The reality is that streaming fraud is an actual situation. However whereas it’s usually main artists on main labels perpetrating this fraud, unbiased artists are those paying the worth. Lately, Kevin Clancy of Barstool Sports activities talked to hip-hop DJ and character Bootleg Kev in regards to the observe.

“Each single artist that has ever put an album out by means of a significant file label, EVERY, it doesn’t should be a rapper, it might be a rock band, ALL of them, EVERY artist, there may be an quantity of botted shit,Bootleg Kev claims. “What occurs is, these f–king labels have budgets that they work into their advertising price range. If you’re an artist that’s that large, and your music comes out, you can actually do any form of numbers and it’s by no means gonna get questioned.”
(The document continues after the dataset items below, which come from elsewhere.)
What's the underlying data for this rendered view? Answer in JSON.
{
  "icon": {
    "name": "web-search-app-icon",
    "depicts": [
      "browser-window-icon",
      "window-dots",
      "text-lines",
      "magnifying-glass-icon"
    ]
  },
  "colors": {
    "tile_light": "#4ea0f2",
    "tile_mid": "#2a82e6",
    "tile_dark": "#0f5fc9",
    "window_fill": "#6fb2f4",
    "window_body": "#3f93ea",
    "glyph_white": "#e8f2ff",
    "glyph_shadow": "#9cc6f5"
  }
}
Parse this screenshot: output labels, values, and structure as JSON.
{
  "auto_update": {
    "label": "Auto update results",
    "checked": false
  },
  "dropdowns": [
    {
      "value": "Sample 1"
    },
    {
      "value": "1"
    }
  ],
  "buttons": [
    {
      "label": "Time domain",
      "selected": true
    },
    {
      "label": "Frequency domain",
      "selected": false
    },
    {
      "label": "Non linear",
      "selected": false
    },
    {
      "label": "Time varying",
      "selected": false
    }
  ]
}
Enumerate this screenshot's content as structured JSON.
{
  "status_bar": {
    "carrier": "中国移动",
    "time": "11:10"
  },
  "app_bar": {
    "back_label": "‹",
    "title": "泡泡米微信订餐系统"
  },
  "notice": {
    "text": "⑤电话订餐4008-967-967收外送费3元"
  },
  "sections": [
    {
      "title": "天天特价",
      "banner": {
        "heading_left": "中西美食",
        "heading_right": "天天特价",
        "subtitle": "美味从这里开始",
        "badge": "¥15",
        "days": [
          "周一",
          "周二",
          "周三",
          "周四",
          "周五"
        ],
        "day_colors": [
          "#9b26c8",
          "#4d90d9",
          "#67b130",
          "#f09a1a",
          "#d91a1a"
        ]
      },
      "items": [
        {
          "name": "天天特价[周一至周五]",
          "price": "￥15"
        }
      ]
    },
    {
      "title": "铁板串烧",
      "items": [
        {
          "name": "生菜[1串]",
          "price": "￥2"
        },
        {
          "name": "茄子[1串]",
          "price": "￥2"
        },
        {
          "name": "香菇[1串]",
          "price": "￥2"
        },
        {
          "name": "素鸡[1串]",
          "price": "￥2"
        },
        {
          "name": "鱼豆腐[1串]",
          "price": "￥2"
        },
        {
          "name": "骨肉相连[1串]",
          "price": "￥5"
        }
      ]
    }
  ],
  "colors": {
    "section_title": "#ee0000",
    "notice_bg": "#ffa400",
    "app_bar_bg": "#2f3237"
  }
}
The Cam Pierce album A Thousand Lonely Horses was additionally pulled earlier in August, and as soon as once more after inaccurate claims of streaming fraud. The album made it on to Saving Nation Music’s Finest Albums So Far for 2025. In contrast to many others, Cam Pierce had used CD Child for his distribution, so although TuneCore is the first perpetrator, it’s taking place by means of different distribution providers as properly.

Moreover, Saving Nation Music is presently trying into the disappearance of Juliet McConkey’s 2020 album Disappearing Lady, and the catalog of conventional nation artist George Dearborne.

However there may be some excellent news. After Saving Nation Music posted its report on this points with The Piedomont Boys and Cam Pierce—and followers of those artists shared the article and created sufficient of a public stir—each Cam’s A Thousand Lonely Horses and The Piedmont Boys’ Nearly Dwelling have been reinstated on streaming providers.

Additionally, musician Benton Blount, who additionally occurs to be the County Council Chairman for Greenville County the place the Piedmont Boys are from, wrote a strongly worded letter to strain TuneCore to reverse the choice, and truly obtained a private response from a TuneCore lawyer, which flies within the face of the corporate’s proclamations that albums can’t be reinstated.

The difficulty for The Piedmont Boys and Cam Pierce is fortunately resolved, nevertheless it stays ongoing for Anna Wescoat, Grayson Jenkins, and certain extra unbiased performers making an attempt to make their manner by means of the world with their music.

“Clearly it’s a Spotify factor and a distributor factor. However higher than that, it’s simply the full comfort issue of how a lot do you personal? What controls you?” Grayson Jenkins says. “What possession do you’ve gotten over your individual trajectory? These are all issues I’m making an attempt to consider, and easy methods to continue to grow and never quit a lot to try this.”